Selon les estimations officielles, sept cent mille personnes vivent en-dessous du minimum vital hongrois (près d'un habitant sur 10). En janvier 1989, une publication hongroise « L'hebdomadaire économique mondial » a interviewé Ottilia Solt sur la pauvreté alors qu'elle travaillait dans une école maternelle. Chercheur en sociologie, ayant participé à la création du SZETA (Fonds d'aide aux pauvres) cette femme de 45 ans fut interdite d'exercer sa profession en 1980. Dans cette interview que nous reproduisons avec son aimable autorisation, Ottilia Solt parle de la pauvreté en des termes qui nous sont proches.

Hebdomadaire économique mondial (HVG) : À l'heure des changements en Europe de l'Est, l'avancée de la démocratie contribuera-t-elle à la libération des plus pauvres ?

Ottilia Solt : jusqu'en 1979, nous avons rassemblé avec notre maître Etienne Kemèny des éléments de connaissance sur la pauvreté. Ensuite, compte tenu de l'expérience, nous avons créé un fonds d'aide aux pauvres (SZETA). Nous en étions arrivés à ce constat : ni le pouvoir politique ni l'opinion publique, strictement contrôlée, ne pouvaient prendre en compte la pauvreté et les dangers socio-économiques qu'elle recèle.
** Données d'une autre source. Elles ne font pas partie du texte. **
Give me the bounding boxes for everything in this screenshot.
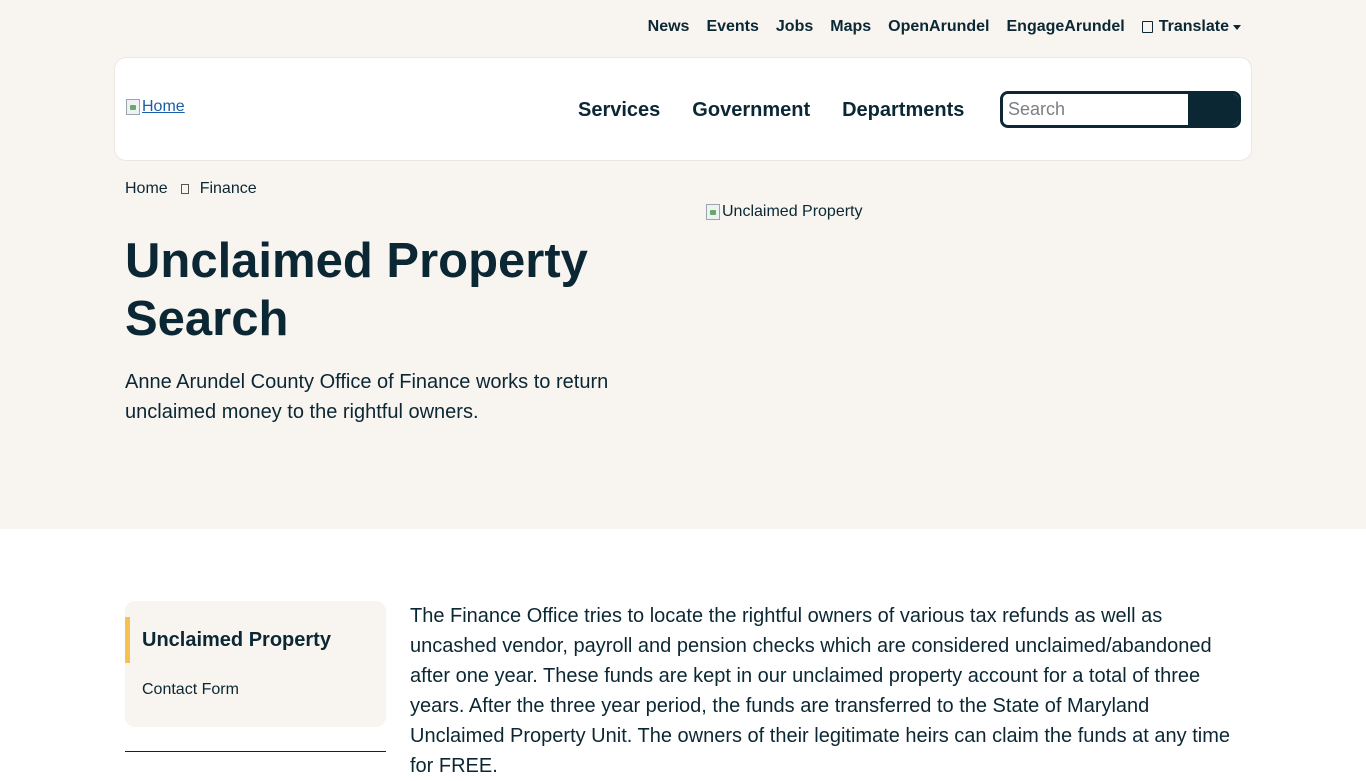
nav-departments[interactable]: Departments: [842, 98, 964, 122]
home-logo-link[interactable]: Home: [126, 98, 185, 116]
nav-government[interactable]: Government: [692, 98, 810, 122]
chevron-down-icon: [1233, 24, 1241, 30]
page-title: Unclaimed Property Search: [125, 234, 588, 346]
sidebar-item-unclaimed-property[interactable]: Unclaimed Property: [125, 617, 331, 663]
main-body-text: The Finance Office tries to locate the r…: [410, 605, 1230, 777]
broken-image-icon: [706, 204, 720, 220]
search-input[interactable]: [1003, 94, 1190, 125]
hero-image-alt: Unclaimed Property: [722, 203, 863, 220]
utility-link-maps[interactable]: Maps: [830, 17, 871, 37]
sidebar-item-contact-form[interactable]: Contact Form: [142, 681, 239, 699]
site-header: Home Services Government Departments: [114, 57, 1252, 161]
logo-alt-text: Home: [142, 98, 185, 115]
breadcrumb: Home Finance: [125, 180, 257, 198]
section-sidebar: Unclaimed Property Contact Form: [125, 601, 386, 727]
breadcrumb-home[interactable]: Home: [125, 180, 168, 198]
translate-label: Translate: [1158, 18, 1229, 35]
language-icon: [1141, 21, 1153, 33]
nav-services[interactable]: Services: [578, 98, 660, 122]
translate-dropdown[interactable]: Translate: [1141, 18, 1241, 36]
broken-image-icon: [126, 99, 140, 115]
breadcrumb-finance[interactable]: Finance: [200, 180, 257, 198]
search-button[interactable]: [1190, 94, 1238, 125]
utility-link-jobs[interactable]: Jobs: [776, 17, 813, 37]
search-form: [1000, 91, 1241, 128]
utility-nav: News Events Jobs Maps OpenArundel Engage…: [631, 17, 1241, 37]
utility-link-news[interactable]: News: [648, 17, 690, 37]
utility-link-events[interactable]: Events: [706, 17, 758, 37]
main-nav: Services Government Departments: [578, 98, 996, 122]
sidebar-divider: [125, 751, 386, 752]
chevron-right-icon: [180, 184, 189, 194]
hero-image: Unclaimed Property: [706, 203, 863, 221]
utility-link-engagearundel[interactable]: EngageArundel: [1007, 17, 1125, 37]
utility-link-openarundel[interactable]: OpenArundel: [888, 17, 989, 37]
page-intro: Anne Arundel County Office of Finance wo…: [125, 371, 609, 423]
Nous nous adressions à l'opinion publique, indépendamment des institutions officielles et nous avons essayé de commencer une action pour promouvoir la solidarité. Il s'agissait pour nous d'un devoir moral. Nous avons essayé de créer cette action en coopération avec les pauvres. L'action du SZETA et son dynamisme nous ont permis d'avoir des relations permanentes et intenses avec beaucoup de familles pauvres à travers tout le pays. Cela paraissait à beaucoup une étrange façon de mener des recherches sociologiques !

HVG : Les institutions compétentes et la société ont-elles compris cette action, le SZETA a-t-il pu agir efficacement pour améliorer les choses ?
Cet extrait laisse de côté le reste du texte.